A pause. “Sir, she said the combination gave some patients palpitations. She switched to separate molecules.” Arjun had been a regional sales manager for eleven years
On days when the company ran high-intensity sales blitzes, primary sales spiked—but redemption data showed no corresponding increase . In fact, on those days, the system recorded a suspiciously high number of prescriptions written after 9 PM , which was impossible because most clinics closed by 7.
And in the MIS, that whisper would never appear.
“Yes sir, forty scripts. I saw them myself. She wrote them in front of me.” He pulled up the prescription trend for Dr
“Rajesh gave me these,” she whispered. “He said, ‘Just enter them. The system will never know.
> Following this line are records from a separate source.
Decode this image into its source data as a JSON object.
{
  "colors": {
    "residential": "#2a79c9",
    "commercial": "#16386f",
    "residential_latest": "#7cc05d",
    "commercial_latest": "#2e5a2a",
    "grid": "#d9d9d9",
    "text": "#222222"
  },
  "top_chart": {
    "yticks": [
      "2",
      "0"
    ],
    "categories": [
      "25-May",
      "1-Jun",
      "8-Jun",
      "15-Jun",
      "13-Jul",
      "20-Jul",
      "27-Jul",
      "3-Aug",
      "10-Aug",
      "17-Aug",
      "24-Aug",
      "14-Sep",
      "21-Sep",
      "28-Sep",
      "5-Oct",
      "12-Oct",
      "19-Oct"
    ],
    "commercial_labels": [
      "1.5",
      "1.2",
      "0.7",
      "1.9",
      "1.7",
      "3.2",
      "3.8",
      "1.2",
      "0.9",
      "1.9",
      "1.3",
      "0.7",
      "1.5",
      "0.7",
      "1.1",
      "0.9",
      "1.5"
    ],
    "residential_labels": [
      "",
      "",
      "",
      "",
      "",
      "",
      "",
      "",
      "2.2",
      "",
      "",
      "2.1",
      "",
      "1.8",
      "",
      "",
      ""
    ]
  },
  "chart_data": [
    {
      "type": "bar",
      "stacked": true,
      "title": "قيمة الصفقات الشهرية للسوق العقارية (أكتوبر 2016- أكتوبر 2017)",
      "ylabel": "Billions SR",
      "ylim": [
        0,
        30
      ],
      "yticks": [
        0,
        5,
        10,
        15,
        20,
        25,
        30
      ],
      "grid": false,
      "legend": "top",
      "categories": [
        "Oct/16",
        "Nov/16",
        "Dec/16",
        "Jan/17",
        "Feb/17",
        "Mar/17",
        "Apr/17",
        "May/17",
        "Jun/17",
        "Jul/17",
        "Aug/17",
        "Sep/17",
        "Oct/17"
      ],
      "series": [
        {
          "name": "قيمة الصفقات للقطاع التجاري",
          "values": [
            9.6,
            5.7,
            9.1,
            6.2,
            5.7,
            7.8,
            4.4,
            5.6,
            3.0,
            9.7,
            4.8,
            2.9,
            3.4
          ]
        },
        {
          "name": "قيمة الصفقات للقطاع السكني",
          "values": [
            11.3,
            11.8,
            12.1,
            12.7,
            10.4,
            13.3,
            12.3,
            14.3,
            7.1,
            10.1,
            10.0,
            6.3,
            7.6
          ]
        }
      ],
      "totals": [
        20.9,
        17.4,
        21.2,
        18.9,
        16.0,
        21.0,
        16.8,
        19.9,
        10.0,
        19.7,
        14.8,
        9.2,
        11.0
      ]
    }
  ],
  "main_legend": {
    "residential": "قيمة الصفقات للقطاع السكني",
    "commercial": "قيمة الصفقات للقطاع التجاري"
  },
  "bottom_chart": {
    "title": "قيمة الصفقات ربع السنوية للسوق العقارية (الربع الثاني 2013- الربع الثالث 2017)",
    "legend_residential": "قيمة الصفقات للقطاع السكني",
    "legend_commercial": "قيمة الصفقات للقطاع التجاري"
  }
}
The expiry dates are old anyway.’”
Outside, the city was asleep. But somewhere, a patient with chronic bronchitis was breathing shallowly, having bought only half a course of the expectorant, leaving the steroid untouched—because a chemist had whispered, “Don’t take this combo, beta. Too risky.”
He understood then what FDC sales MIS really was. Not a tool. Not a system. A mirror. And what it reflected was not the market, but the fear inside the people who sold drugs: fear of failure, fear of being fired, fear of a flat green line.
Arjun closed the drawer. He looked at the MIS dashboard on her screen—the same one his boss saw every morning. It glowed with confidence: green arrows, rising trends, forecast accuracy of 94%. None of it was real.